Подождали сеанса и уселись. Потух свет, и сердце сразу переместилось в горло. Показали несколько открыточных ленинградских видов, потом кусок крыши вашего театра. Потом вокзал и кучу людей, мимо которых проплыл аппарат, потому что он понимал, что эти люди мне не нужны. Запомнился какой-то верзила, занявший удачную позицию вполоборота — почти красавец, но уж очень длинный нос (Лида всплеснула руками и сказала: Рудник!). Не успела я его обругать — зачем он вас обижал, как произошла небольшая давка из-за первого места перед аппаратом и вынырнула ваша подруга Казико с какой-то мочалкой на голове вместо волос. Она быстро-быстро затрясла мочалкой, давая этим понять, что она кокетничает. (Старушке уже пора ложиться в гроб, а она все упорно настаивает на том, что в молодости была травести и носила мальчишеские штанишки.) Потом выплыл какой-то огромный блин, одетый в капор с оборочкой. Блин этот зашевелился, переместился и мне удалось догадаться, что это Никритина[60]. Потом поплыли еще какие-то незнакомые люди, все без исключения, как и предыдущие, делавшие вид, что они самые главные и что если бы они не приехали в Ленинград — город бы погиб. (Все чувствовали себя героями.) И тут я поняла, что вас я проглядела…

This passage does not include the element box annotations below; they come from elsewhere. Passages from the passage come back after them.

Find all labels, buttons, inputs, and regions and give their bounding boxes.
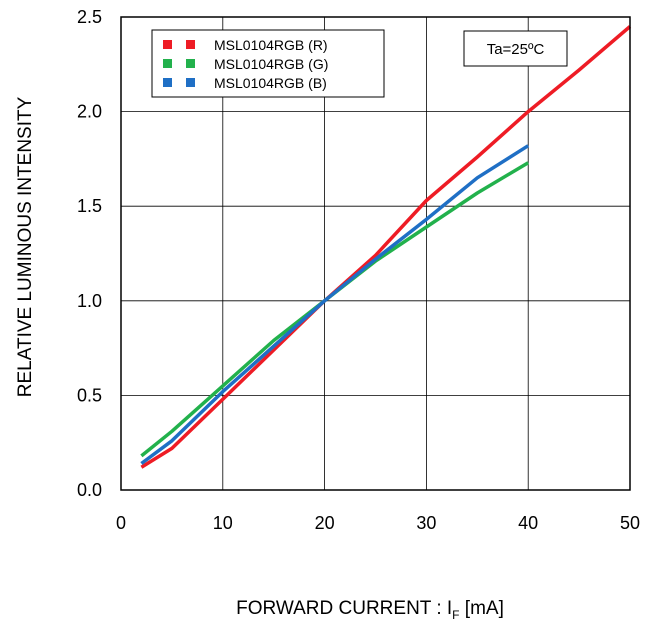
x-tick-label: 10 <box>213 513 233 533</box>
x-tick-label: 40 <box>518 513 538 533</box>
x-axis-title-subscript: F <box>452 608 459 622</box>
annotation-frame <box>463 30 568 67</box>
legend: MSL0104RGB (R) MSL0104RGB (G) MSL0104RGB (… <box>151 29 385 98</box>
legend-swatch-2-1 <box>186 78 195 87</box>
x-tick-label: 20 <box>315 513 335 533</box>
annotation-text: Ta=25ºC <box>487 41 545 58</box>
legend-label-1: MSL0104RGB (G) <box>214 56 328 72</box>
x-tick-label: 50 <box>620 513 640 533</box>
legend-swatch-2-0 <box>163 78 172 87</box>
series-line-0 <box>140 25 632 469</box>
temperature-annotation: Ta=25ºC <box>463 30 568 67</box>
legend-label-2: MSL0104RGB (B) <box>214 75 327 91</box>
y-tick-label: 2.0 <box>77 102 102 122</box>
x-axis-title: FORWARD CURRENT : IF [mA] <box>236 598 504 622</box>
y-tick-label: 0.5 <box>77 385 102 405</box>
x-tick-label: 0 <box>116 513 126 533</box>
legend-items: MSL0104RGB (R) MSL0104RGB (G) MSL0104RGB (… <box>163 37 328 91</box>
y-tick-labels: 0.0 0.5 1.0 1.5 2.0 2.5 <box>77 7 102 500</box>
y-tick-label: 1.5 <box>77 196 102 216</box>
x-axis-title-main: FORWARD CURRENT : I <box>236 598 452 619</box>
x-axis-title-unit: [mA] <box>460 598 504 619</box>
x-tick-labels: 0 10 20 30 40 50 <box>116 513 640 533</box>
y-axis-title: RELATIVE LUMINOUS INTENSITY <box>15 96 36 397</box>
series-lines <box>140 25 632 469</box>
legend-swatch-0-1 <box>186 40 195 49</box>
y-tick-label: 2.5 <box>77 7 102 27</box>
legend-swatch-1-0 <box>163 59 172 68</box>
legend-swatch-0-0 <box>163 40 172 49</box>
legend-label-0: MSL0104RGB (R) <box>214 37 328 53</box>
y-tick-label: 1.0 <box>77 291 102 311</box>
legend-swatch-1-1 <box>186 59 195 68</box>
plot-area-frame <box>120 16 631 491</box>
y-tick-label: 0.0 <box>77 480 102 500</box>
x-tick-label: 30 <box>416 513 436 533</box>
series-line-2 <box>140 144 530 465</box>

Но судьба изменчива, и уставший от актерских рож аппарат решил отдохнуть и задержался на одном лице, явно не актерского вида… Помните детскую книжку «Макс и Мориц»? Это были очень озорные мальчишки, и автор рассказал детям про все их шалости. И нарисовал их. Вот однажды они попали в чан с тестом и, когда выскочили, — оказались похожими на какие-то гигантские плюшки своей собственной формы. И нос их, и хохолок на голове, и руки, и ноги, и штанишки — все их, но все стало какое-то большое (круглое, без морщин и сделанное из теста)… Вот таким, покрытым тестом, предстало перед нами ваше лицо.
Все-таки было очень приятно встретиться хотя бы с вашей меховой шапкой, которая сохранила свою фактуру. Потом был красивый, но неправдоподобный кадр, как снимали чехлы в партере. Затем дядя в темном костюме осматривал сцену. Опять трясла мочалкой Казико, но уже перед зеркалом, и еще кто-то сидел перед зеркалом. Потом мы ушли домой.
Я рада за вас, что у Акимова идет ваша пьеса. Раневская[61] видела спектакль и очень хвалила. Говорила, что зрелище очень приятное, хвалила она и оформление.
Лида с дочкой днями едет в Москву — я не очень-то оплакиваю эту свою потерю.
Желаю вам всего доброго. Не забывайте меня.